Nachdem Finn das Haus verlassen hatte, stand Norberg etwas ratlos im Zimmer herum und ging dann in die Küche, um den Kühlschrank zu inspizieren. Seine Schwiegermutter hatte ihn aufgefüllt, aber bei diesem schönen Wetter stand Norberg nicht der Sinn danach, ein einsames Abendessen zu Hause einzunehmen. Also machte er sich auf den Weg zur Strandhütte, dem Pfahlbaurestaurant am Südstrand, das fußläufig bei einigermaßen guter Kondition in zwanzig Minuten zu erreichen war.

Der Außenbereich war gut besucht, aber noch nicht überfüllt. Als Norberg auf einen freien Tisch zusteuerte, sah er Anna an einem der Nebentische sitzen. Sie schien erst vor Kurzem gekommen zu sein, da bisher nur ein Getränk vor ihr stand und sie die Speisekarte studierte.

Norberg zögerte. Es wäre das Normalste der Welt gewesen, zu ihr zu gehen und zu fragen, ob sie allein wäre und er sich zu ihr setzen könne. Sie gehörte nicht zu den Frauen, die lieber zu Hause blieben, als allein essen zu gehen, und sie würde sich ohne Begleitung auch niemals an einen Katzentisch verbannen lassen. Also bestand die Möglichkeit, dass sie auch heute Abend niemanden erwartete. Trotzdem schreckte er davor zurück, sie anzusprechen, er wollte nicht aufdringlich sein.
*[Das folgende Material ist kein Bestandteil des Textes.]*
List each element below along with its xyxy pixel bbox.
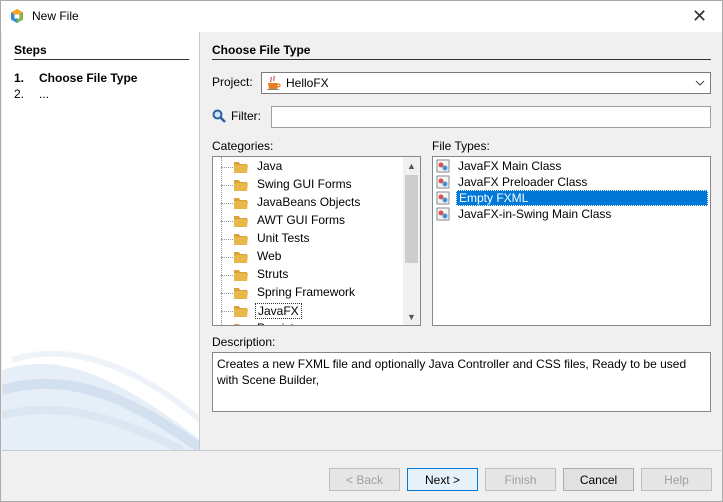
- title-divider: [212, 59, 711, 60]
- title-bar: New File ✕: [1, 1, 722, 32]
- step-number: 2.: [14, 87, 25, 101]
- new-file-dialog: New File ✕ Steps 1. Choose File Type 2. …: [0, 0, 723, 502]
- tree-branch-line: [221, 257, 233, 258]
- decorative-swoosh-graphic: [2, 350, 199, 450]
- folder-icon: [234, 216, 248, 227]
- folder-icon: [234, 306, 248, 317]
- categories-scrollbar[interactable]: ▲ ▼: [403, 157, 420, 325]
- folder-icon: [234, 234, 248, 245]
- project-label: Project:: [212, 75, 253, 89]
- categories-label: Categories:: [212, 139, 274, 153]
- folder-icon: [234, 162, 248, 173]
- filetypes-list[interactable]: JavaFX Main Class JavaFX Preloader Class E…: [432, 156, 711, 326]
- chevron-down-icon[interactable]: [690, 73, 710, 93]
- folder-icon: [234, 180, 248, 191]
- folder-icon: [234, 252, 248, 263]
- category-label: Swing GUI Forms: [257, 177, 352, 191]
- tree-guide-line: [221, 157, 222, 325]
- filetypes-label: File Types:: [432, 139, 490, 153]
- categories-tree[interactable]: Java Swing GUI Forms JavaBeans Objects AWT …: [212, 156, 421, 326]
- step-number: 1.: [14, 71, 25, 85]
- category-label: Unit Tests: [257, 231, 310, 245]
- tree-branch-line: [221, 311, 233, 312]
- filetype-label: JavaFX Main Class: [458, 159, 562, 173]
- tree-branch-line: [221, 203, 233, 204]
- finish-button[interactable]: Finish: [485, 468, 556, 491]
- tree-branch-line: [221, 185, 233, 186]
- content-panel: Choose File Type Project: HelloFX Filter…: [201, 32, 722, 450]
- folder-icon: [234, 270, 248, 281]
- javafx-file-icon: [436, 207, 450, 221]
- scroll-down-icon[interactable]: ▼: [403, 308, 420, 325]
- javafx-file-icon: [436, 175, 450, 189]
- step-item-2: 2. ...: [14, 87, 49, 101]
- description-text: Creates a new FXML file and optionally J…: [212, 352, 711, 412]
- magnifier-icon: [212, 109, 226, 123]
- category-label: Java: [257, 159, 283, 173]
- tree-branch-line: [221, 167, 233, 168]
- filter-label: Filter:: [231, 109, 261, 123]
- project-value: HelloFX: [286, 76, 329, 90]
- category-label: Persist: [255, 321, 296, 325]
- filetype-item[interactable]: JavaFX-in-Swing Main Class: [433, 206, 710, 222]
- steps-panel: Steps 1. Choose File Type 2. ...: [2, 32, 200, 450]
- scroll-thumb[interactable]: [405, 175, 418, 263]
- javafx-file-icon: [436, 191, 450, 205]
- step-label: Choose File Type: [39, 71, 138, 85]
- netbeans-logo-icon: [11, 9, 23, 23]
- category-label: JavaBeans Objects: [257, 195, 361, 209]
- category-label: AWT GUI Forms: [257, 213, 345, 227]
- tree-branch-line: [221, 239, 233, 240]
- steps-title: Steps: [14, 43, 47, 57]
- tree-branch-line: [221, 275, 233, 276]
- description-label: Description:: [212, 335, 276, 349]
- category-label: Spring Framework: [257, 285, 356, 299]
- close-icon: ✕: [691, 6, 708, 26]
- footer-divider: [2, 450, 723, 451]
- steps-divider: [14, 59, 189, 60]
- folder-icon: [234, 198, 248, 209]
- category-label: Struts: [257, 267, 289, 281]
- filter-input[interactable]: [271, 106, 711, 128]
- filetype-label: JavaFX Preloader Class: [458, 175, 588, 189]
- scroll-up-icon[interactable]: ▲: [403, 157, 420, 174]
- window-title: New File: [32, 9, 79, 23]
- step-label: ...: [39, 87, 50, 101]
- help-button[interactable]: Help: [641, 468, 712, 491]
- back-button[interactable]: < Back: [329, 468, 400, 491]
- filetype-label: JavaFX-in-Swing Main Class: [458, 207, 612, 221]
- category-label: Web: [257, 249, 282, 263]
- cancel-button[interactable]: Cancel: [563, 468, 634, 491]
- category-label: JavaFX: [255, 303, 302, 319]
- filetype-label: Empty FXML: [456, 190, 708, 206]
- filetype-item[interactable]: JavaFX Preloader Class: [433, 174, 710, 190]
- tree-branch-line: [221, 221, 233, 222]
- page-title: Choose File Type: [212, 43, 311, 57]
- filetype-item[interactable]: JavaFX Main Class: [433, 158, 710, 174]
- coffee-cup-icon: [267, 75, 281, 90]
- step-item-1: 1. Choose File Type: [14, 71, 137, 85]
- folder-icon: [234, 288, 248, 299]
- folder-icon: [234, 324, 240, 325]
- next-button[interactable]: Next >: [407, 468, 478, 491]
- javafx-file-icon: [436, 159, 450, 173]
- filetype-item[interactable]: Empty FXML: [433, 190, 710, 206]
- tree-branch-line: [221, 293, 233, 294]
- project-select[interactable]: HelloFX: [261, 72, 711, 94]
- close-button[interactable]: ✕: [677, 1, 722, 32]
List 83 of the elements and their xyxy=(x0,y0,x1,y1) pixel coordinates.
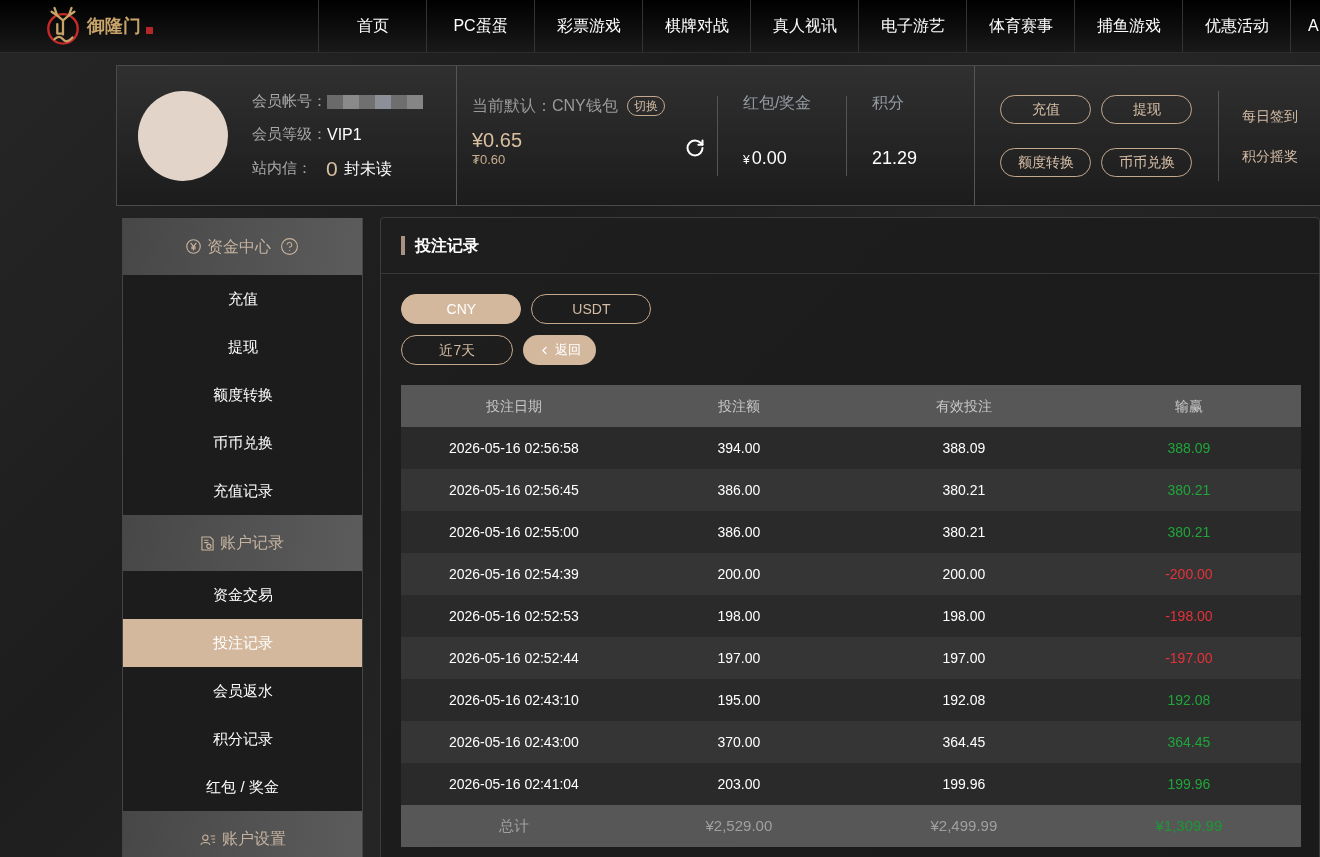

Dabei verband sie mittlerweile eine Freundschaft, die in den vergangenen Monaten beständig gewachsen war und ihm sehr viel bedeutete. Als ein ehemaliger Kollege im Januar aus Rache einen Brand im Keller von Norbergs Haus gelegt hatte, war Anna durch Zufall zur Stelle gewesen und hatte so Schlimmeres verhindern können. Durch ihr schnelles und beherztes Eingreifen hatte sie seine Söhne gerettet, und zu einem Übergreifen des Brandes auf das Haus war es dank der rechtzeitig informierten Feuerwehr nicht gekommen.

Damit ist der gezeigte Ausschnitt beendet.